Lampe de chevet godemiché !
Certaines créations contemporaines mêlant sexe et arts brillent plus par leurs aspects esthétiques ou conceptuels. C’est le cas de la très phallique nature morte Still Life, de David Baskin (2007), composée de vieux flacons de produits cosmétiques détournés. Ou encore de la chaise à bascule Pony Girl Rocker, de Peter Jakubik (2011). Mais d’autres optent résolument pour des aspects nettement plus pratiques voir utilitaires. Dans cette catégorie, on peut ranger la série des bibelots sexuels de Matteo Cibic, dont une lampe de chevet (ou son équivalent aquarium). A priori tout à fait innocente, elle cache pourtant dans son pied de quoi le prendre à toute heure du jour ou de la nuit, à savoir un sympathique godemiché à ventouse des plus colorés ! Dans la même veine, on peut mentionner les créations Powered by Jimmyjane de l’Israélien Arik Lévy, qui hébergent dans un orifice intelligemment situé, un ou plusieurs élégants petits vibromasseurs en métal. Classe et bien pensée à la fois ! L’idée étant, aux dires de son créateur, de transformer les objets – ici, une jarre de bois – pour en faire un vibromasseur à usage externe qui permet une interaction d’un genre totalement nouveau. On veut bien le croire sur parole !

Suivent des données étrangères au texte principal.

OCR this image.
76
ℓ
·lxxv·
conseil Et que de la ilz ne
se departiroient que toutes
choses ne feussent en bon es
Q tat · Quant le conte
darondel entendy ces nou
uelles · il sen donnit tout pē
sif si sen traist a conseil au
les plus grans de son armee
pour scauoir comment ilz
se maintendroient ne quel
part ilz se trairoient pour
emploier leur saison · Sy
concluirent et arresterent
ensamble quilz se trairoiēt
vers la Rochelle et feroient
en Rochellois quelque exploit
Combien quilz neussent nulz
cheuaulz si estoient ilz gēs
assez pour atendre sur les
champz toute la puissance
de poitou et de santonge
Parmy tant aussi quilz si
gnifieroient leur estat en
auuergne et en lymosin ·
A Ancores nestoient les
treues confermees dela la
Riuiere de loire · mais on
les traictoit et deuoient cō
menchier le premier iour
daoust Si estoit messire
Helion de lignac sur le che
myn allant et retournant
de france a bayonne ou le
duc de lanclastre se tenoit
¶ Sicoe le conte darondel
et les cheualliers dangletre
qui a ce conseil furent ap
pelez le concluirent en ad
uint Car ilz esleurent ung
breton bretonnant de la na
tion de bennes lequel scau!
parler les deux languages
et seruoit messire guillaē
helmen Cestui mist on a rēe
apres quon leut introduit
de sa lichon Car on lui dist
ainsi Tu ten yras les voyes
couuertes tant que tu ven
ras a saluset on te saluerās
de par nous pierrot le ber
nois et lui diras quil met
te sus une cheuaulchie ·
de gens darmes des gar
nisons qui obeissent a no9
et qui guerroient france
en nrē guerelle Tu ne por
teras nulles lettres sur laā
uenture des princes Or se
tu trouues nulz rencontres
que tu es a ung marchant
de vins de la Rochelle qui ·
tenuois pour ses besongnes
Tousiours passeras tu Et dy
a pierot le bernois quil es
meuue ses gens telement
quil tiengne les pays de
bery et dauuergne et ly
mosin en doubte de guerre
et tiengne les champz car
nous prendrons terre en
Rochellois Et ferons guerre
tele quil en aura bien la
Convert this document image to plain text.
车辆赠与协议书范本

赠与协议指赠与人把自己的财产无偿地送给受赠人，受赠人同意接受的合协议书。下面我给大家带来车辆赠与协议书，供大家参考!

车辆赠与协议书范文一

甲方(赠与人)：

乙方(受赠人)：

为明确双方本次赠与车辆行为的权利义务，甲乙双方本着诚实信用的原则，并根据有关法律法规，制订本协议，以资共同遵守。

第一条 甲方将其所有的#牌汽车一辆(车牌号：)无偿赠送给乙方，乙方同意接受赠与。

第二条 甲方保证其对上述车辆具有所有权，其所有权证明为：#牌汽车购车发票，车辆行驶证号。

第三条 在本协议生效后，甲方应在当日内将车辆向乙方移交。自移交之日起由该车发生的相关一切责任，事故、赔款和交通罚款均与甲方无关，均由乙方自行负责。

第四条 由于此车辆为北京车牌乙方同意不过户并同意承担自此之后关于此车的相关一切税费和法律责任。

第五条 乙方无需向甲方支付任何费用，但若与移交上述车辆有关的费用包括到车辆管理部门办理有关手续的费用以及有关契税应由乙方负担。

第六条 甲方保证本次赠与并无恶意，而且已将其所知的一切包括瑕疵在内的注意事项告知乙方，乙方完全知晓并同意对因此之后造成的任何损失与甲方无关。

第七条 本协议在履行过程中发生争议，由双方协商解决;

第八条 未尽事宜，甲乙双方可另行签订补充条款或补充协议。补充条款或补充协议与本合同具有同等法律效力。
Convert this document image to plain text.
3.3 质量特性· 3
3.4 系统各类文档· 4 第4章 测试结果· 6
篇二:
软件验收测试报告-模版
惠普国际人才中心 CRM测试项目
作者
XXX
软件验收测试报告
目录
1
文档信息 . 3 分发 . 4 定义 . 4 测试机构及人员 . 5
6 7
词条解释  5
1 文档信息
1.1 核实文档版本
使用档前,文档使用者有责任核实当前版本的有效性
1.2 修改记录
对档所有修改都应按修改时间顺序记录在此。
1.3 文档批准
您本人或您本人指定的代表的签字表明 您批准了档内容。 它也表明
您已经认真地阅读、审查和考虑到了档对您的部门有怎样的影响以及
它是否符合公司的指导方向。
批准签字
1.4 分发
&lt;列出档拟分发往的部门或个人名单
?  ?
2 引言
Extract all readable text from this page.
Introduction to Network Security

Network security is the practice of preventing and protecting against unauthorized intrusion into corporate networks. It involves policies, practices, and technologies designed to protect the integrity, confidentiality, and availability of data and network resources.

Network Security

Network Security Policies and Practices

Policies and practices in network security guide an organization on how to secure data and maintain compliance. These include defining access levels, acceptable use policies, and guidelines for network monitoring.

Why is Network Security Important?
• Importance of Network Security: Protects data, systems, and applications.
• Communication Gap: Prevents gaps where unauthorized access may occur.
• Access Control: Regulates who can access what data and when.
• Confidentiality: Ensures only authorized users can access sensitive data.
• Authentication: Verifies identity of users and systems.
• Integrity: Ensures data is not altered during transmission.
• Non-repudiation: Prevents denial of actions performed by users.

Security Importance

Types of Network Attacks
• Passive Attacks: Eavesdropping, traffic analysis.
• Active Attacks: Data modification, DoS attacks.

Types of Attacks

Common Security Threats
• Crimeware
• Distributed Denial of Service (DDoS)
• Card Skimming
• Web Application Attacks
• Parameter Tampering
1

Sextoys, la révolution du design
En matière d’alliance objective entre forme et fonction justement, certaines frontières qu’on aurait pu penser intangibles, pudeur oblige, ont depuis peu aussi été franchies par les créateurs. Lesquelles ? Mais celles des sextoys bien sûr ! Un domaine où, depuis quelques années, les incursions des stylistes de la forme se font de plus en plus nombreuses et remarquées ! Avec parfois des récompenses internationales à l’appui. En 2010, une médaille d’argent à l’International Design Excellence Awards, récompense les jouets coquins du brillant concepteur d’origine suisse, Yves Béhar. S’il y a d’ailleurs bien des objets qui doivent être pensés et dessinés en fonction de l’usage que l’on doit en faire, ce sont bien les jouets intimes. Étonnant que l’on n’y ait pas pensé plus tôt. Mais bref, aujourd’hui, les designers s’en donnent à cœur joie. Cela va de Matali Crasset, la Jeanne d’Arc du design, à qui l’on doit un jouet érotique baptisé 8e ciel spécialement étudié pour sa prise en main, au designer espagnol Discoh, créateur d’un sexte inspiré de l’alœ vera, en passant par le Suédois Éric Kalén que certains décrivent comme le Philippe Starck du vibromasseur ! Après avoir travaillé comme concepteur pour la firme Lelo, un des leaders dans le domaine des love toys de luxe, l’homme a fondé sa propre société, Tickler. Avec celle-ci, il a imaginé tout un univers de jouets coquins au look frais et désopilant.
Armoires sexy
La conception de meubles n’est pas épargnée par cette tendance. Le sculpteur néerlandais Mario Philippona, et sa société Sexyfurniture, s’est par exemple inspiré des formes féminines, les plus attrayantes qui soient dans la nature selon lui, pour concevoir une collection de meubles pour le moins suggestifs : armoire murale en forme d’altière poitrine, tables dont les pieds sont formés de sculpturales croupes et jambes, coupe à fruits en forme de seins (Tittty-fruity), garde-robe haut-talons et on en passe. Les meubles de Mario sont réalisés à la main, en bois d’essences européennes, finis à l’huile naturelle et s’avèrent à la fois sexy et fonctionnels.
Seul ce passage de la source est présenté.